O «conflito de interesse» é, geralmente, descrito como uma situação em que
alguém, numa posição de confiança (interesse público), incluindo os políticos,
têm outros interesses profissionais ou pessoais que se sobrepõem aos primeiros
( Gençkaya, 2009), sendo que a maioria das ofensas no pós-emprego público
(post-public employment) ocorre quando os titulares de cargos públicos, eleitos
ou não, usam informações ou contactos adquiridos quando estão no Governo ou
serviços dependentes, para se beneficiarem, ou beneficiarem outros, depois de
abandonarem esses mesmo cargos (Kernaghan, 2007) ou do sector público em geral
(acrescentámos nós).
Existem países, no entanto, com detalhes muito nítidos em matéria de
regulamentação legal para disciplinar o «conflito de interesse» mas, na
generalidade, é uma substância ainda muito pouco desenvolvida. Na literatura da
OCDE (2003, 2006a, 2006b) onde se tem vindo a enfatizar o conceito, descreve-se
o fenómeno como o conflito existente entre os deveres públicos (interesse
público) e os interesses privados dos agentes públicos e a oportunidade que,
aqueles, ex-post, têm de poder influenciar de forma indevida a sua performance
e os seus deveres e responsabilidades ou, mais em concreto, obscurecer o dever
público em favor de interesses privados, tornando nebulosa a separação entre
aqueles interesses. Acrescente-se, ainda, que os textos da OCDE (idem, 2003,
2005) , configuram os «conflitos de interesse» como sendo reais, percebidos e
potenciais (Figura 1). Para estas dimensões, embora muito abstractas, há
autores que consideram que o «conflito de interesse» assume muitos e variados
tipos, como se pode ver na Figura 2, a que Kernaghan (2007) dá o devido
destaque.
FIGURA 1
Tipos de «conflito de interesses»
FIGURA 2
Exemplos de tipologias de «conflito de interesse»

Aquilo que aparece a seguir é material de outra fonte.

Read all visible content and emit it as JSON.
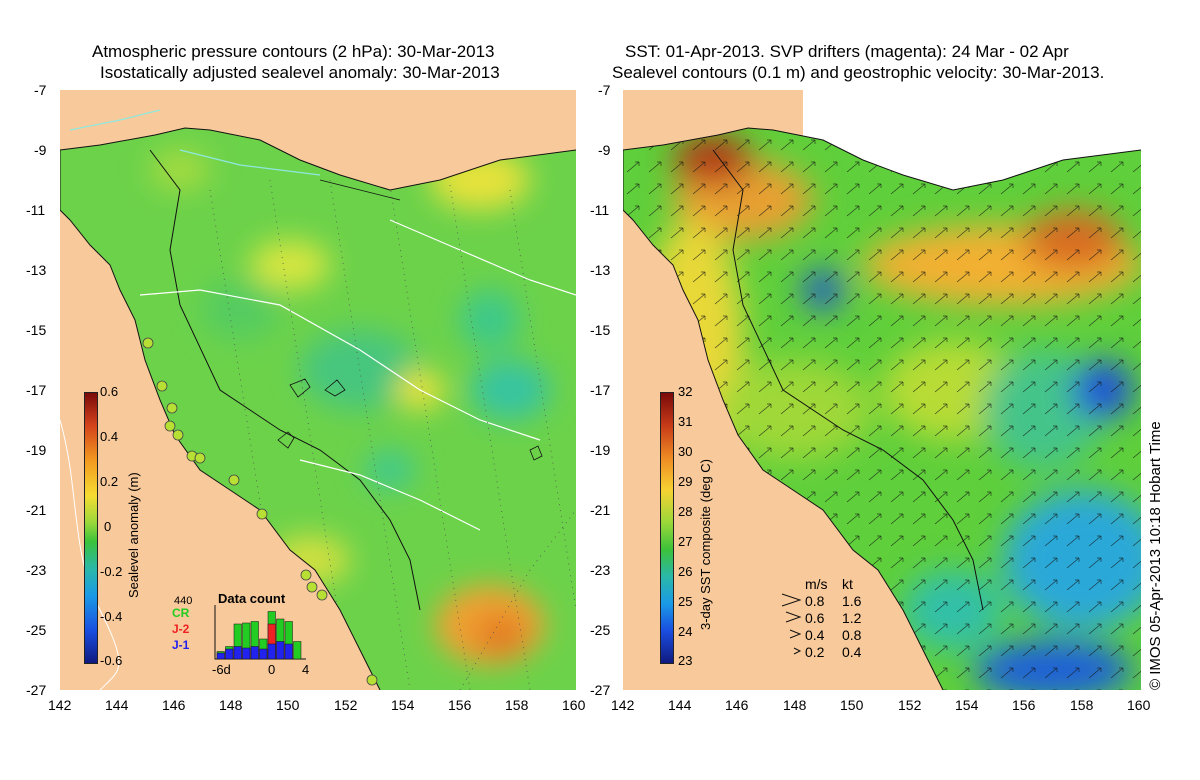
{
  "left_panel": {
    "title_line1": "Atmospheric pressure contours (2 hPa): 30-Mar-2013",
    "title_line2": "Isostatically adjusted sealevel anomaly: 30-Mar-2013",
    "colorbar": {
      "label": "Sealevel anomaly (m)",
      "ticks": [
        "0.6",
        "0.4",
        "0.2",
        "0",
        "-0.2",
        "-0.4",
        "-0.6"
      ],
      "range": [
        -0.6,
        0.6
      ]
    },
    "data_count": {
      "title": "Data count",
      "max_label": "440",
      "x_labels": [
        "-6d",
        "0",
        "4"
      ],
      "legend": [
        {
          "name": "CR",
          "color": "#22cc22"
        },
        {
          "name": "J-2",
          "color": "#ee2222"
        },
        {
          "name": "J-1",
          "color": "#2222ee"
        }
      ],
      "bars": [
        {
          "day": -6,
          "green": 0.15,
          "red": 0,
          "blue": 0.12
        },
        {
          "day": -5,
          "green": 0.25,
          "red": 0,
          "blue": 0.2
        },
        {
          "day": -4,
          "green": 0.7,
          "red": 0,
          "blue": 0.25
        },
        {
          "day": -3,
          "green": 0.72,
          "red": 0,
          "blue": 0.22
        },
        {
          "day": -2,
          "green": 0.75,
          "red": 0,
          "blue": 0.25
        },
        {
          "day": -1,
          "green": 0.4,
          "red": 0,
          "blue": 0.2
        },
        {
          "day": 0,
          "green": 0.95,
          "red": 0.7,
          "blue": 0.3
        },
        {
          "day": 1,
          "green": 0.8,
          "red": 0,
          "blue": 0.35
        },
        {
          "day": 2,
          "green": 0.75,
          "red": 0,
          "blue": 0.3
        },
        {
          "day": 3,
          "green": 0.35,
          "red": 0,
          "blue": 0
        }
      ]
    }
  },
  "right_panel": {
    "title_line1": "SST: 01-Apr-2013. SVP drifters (magenta): 24 Mar - 02 Apr",
    "title_line2": "Sealevel contours (0.1 m) and geostrophic velocity: 30-Mar-2013.",
    "colorbar": {
      "label": "3-day SST composite (deg C)",
      "ticks": [
        "32",
        "31",
        "30",
        "29",
        "28",
        "27",
        "26",
        "25",
        "24",
        "23"
      ],
      "range": [
        23,
        32
      ]
    },
    "velocity_legend": {
      "header_ms": "m/s",
      "header_kt": "kt",
      "rows": [
        {
          "ms": "0.8",
          "kt": "1.6"
        },
        {
          "ms": "0.6",
          "kt": "1.2"
        },
        {
          "ms": "0.4",
          "kt": "0.8"
        },
        {
          "ms": "0.2",
          "kt": "0.4"
        }
      ]
    }
  },
  "axes": {
    "y_ticks": [
      "-7",
      "-9",
      "-11",
      "-13",
      "-15",
      "-17",
      "-19",
      "-21",
      "-23",
      "-25",
      "-27"
    ],
    "x_ticks": [
      "142",
      "144",
      "146",
      "148",
      "150",
      "152",
      "154",
      "156",
      "158",
      "160"
    ],
    "lat_range": [
      -27,
      -7
    ],
    "lon_range": [
      142,
      160
    ]
  },
  "credit": "© IMOS 05-Apr-2013 10:18 Hobart Time",
  "colors": {
    "land": "#f8c99a",
    "sla_base": "#6cd24a",
    "sst_base": "#5fcf3b"
  }
}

Em última instância, o « conflito de interesse» no serviço público é tão antigo
como a própria Administração Pública, sendo que o problema, e os estudos assim
o indicam, se trata de um fenómeno político e jurídico (Gençkaya, 2009),
argumentando-se, com certeza, que se poderá tratar de uma situação, não uma
acção, uma vez que o servidor ou agente público poderá ver-se numa situação de
« conflito de interesse» sem que para isso actue corruptamente (idem, 2009).
É ainda possível, segundo alguns autores (Demmke et al., 2007) caracterizar o
«conflito de interesse», basicamente em três categorias, ou regimes, extensiva
à grande maioria dos países (destacando-se, neste caso, apenas as situações de
pós-emprego público, uma vez que o autor apresenta outras situações): (i) «
Abordagem restritiva » (proibição de exercer uma determinada profissão depois
de sair do cargo em que havia « conflito de interesse »; impondo-se o designado
período de reflexão ou, na terminologia anglo-saxónica, o cooling-off period);
(ii) « Abordagem moderada » (onde não existem regras ou deveres de informação
ou notificação quando se assume uma nova posição ou cargo; no cooling-off
period); e, (iii) « Abordagem suave » (sem regulamentação). Gençkaya (2009)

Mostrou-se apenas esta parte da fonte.